With proponents of gun control emboldened and opponents of gun control embattled at the Federal level, it was probably only a matter of time before states started trying to flex their muscles over the question of any new regulations.
Last week, Wyoming fired the proverbial first shot. Texas, Mississippi and Tennessee followed soon. And now, the battle has spread to a state that President Obama himself carried: Virginia.
The Virginia Pilot reports the Virginia House of Delegates recently voted a bill out of committee that would effectively ban Virginia's law enforcement community from enforcing any new regulations on gun rights by the Federal government.
This experiment in what looks an awful lot like the constitutionally discredited tactic of nullification, however, may be less inflammatory than it appears at first blush. The original Virginian-Pilot story suggests that Virginia's gun rights advocates think the bill is simply a symbolic bit of posturing with no actual power:
For at least one gun enthusiast, the measure has a laudable intent that doesn't go far enough.
"If we don't put some teeth into it, it'll be useless," Mike McHugh of the Virginia Gun Owners Coalition told the committee. "I think we're coming to a point in this country where the states are going to have to finally decide - and I hope it doesn't end up like years ago - that we're going to have to face down Barack Obama's federal plantation."
Asked what sort of "teeth" he meant, McHugh cited a proposed measure in Texas that would "put in jail any federal officer that dared to violate the sacred soil of Texas."

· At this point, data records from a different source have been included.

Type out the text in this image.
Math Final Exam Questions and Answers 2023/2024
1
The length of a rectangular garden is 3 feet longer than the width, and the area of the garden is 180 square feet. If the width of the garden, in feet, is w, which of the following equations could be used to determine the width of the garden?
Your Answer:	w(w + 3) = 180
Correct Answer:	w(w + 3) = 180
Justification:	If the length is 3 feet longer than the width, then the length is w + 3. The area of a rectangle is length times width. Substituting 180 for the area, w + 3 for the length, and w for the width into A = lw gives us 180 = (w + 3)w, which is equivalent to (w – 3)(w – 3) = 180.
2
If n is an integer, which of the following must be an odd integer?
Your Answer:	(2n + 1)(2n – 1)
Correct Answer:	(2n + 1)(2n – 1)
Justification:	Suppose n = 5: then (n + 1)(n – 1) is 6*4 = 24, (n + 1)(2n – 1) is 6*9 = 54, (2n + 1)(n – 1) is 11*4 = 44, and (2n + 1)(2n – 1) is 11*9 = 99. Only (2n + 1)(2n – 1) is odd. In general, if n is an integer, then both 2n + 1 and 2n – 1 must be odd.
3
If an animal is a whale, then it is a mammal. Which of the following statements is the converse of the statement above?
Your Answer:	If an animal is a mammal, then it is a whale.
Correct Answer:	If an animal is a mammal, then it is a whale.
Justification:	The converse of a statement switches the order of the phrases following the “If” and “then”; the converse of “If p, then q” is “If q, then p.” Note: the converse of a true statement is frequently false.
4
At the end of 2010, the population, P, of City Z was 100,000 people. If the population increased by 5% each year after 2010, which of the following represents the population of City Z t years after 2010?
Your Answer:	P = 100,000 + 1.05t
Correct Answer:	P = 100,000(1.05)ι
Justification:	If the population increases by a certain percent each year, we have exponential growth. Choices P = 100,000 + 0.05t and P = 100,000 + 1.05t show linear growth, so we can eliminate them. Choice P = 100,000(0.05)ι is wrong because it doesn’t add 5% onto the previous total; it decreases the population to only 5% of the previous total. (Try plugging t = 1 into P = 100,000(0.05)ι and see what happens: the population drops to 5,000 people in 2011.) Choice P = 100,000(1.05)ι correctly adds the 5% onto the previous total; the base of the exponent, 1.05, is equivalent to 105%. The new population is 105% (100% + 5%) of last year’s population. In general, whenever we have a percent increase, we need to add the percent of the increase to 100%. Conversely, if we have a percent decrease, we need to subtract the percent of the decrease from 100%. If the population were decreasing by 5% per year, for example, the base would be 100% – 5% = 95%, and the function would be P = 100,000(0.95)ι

So who's right? We took a look at the bill itself, and it looks as though any alarmism over a constitutional crisis is probably unwarranted. It says something, for instance, that the bill is so short that we can post the full text:
1. § 1. Notwithstanding any contrary provision of law, no agency of the Commonwealth as defined in § 8.01-385 of the Code of Virginia, no political subdivision of the Commonwealth as defined in § 8.01-385 of the Code of Virginia, and no employee of either, acting in his official capacity, shall:
(A) knowingly aid any employee or entity of the federal government of the United States in any investigation, prosecution, detention, or arrest, nor participate in any search or seizure, relating to any, criminal, civil, or administrative restrictions on firearms, firearm magazines, ammunition, or components thereof, based on any federal statute enacted, or Executive Order or regulation issued, after December 31, 2012; or
(B) knowingly aid any employee or entity of the federal government of the United Sates in conducting, or the enforcement of any requirement for, any background check related to any intrastate sale, loan, gift, or other transfer of firearms between citizens of the Commonwealth who do not possesses any federal firearms license under 18 U.S.C. section 293.
Readers should notice an important omission in the bill: It does not specify any punishments for transgressing it. As such, law enforcement could arguably treat the bill as meaningless, symbolic dictum, and there's no legal guarantee that any sort of repercussions would be forthcoming. Then again, the absence of teeth may be what makes the bill passable in the first place.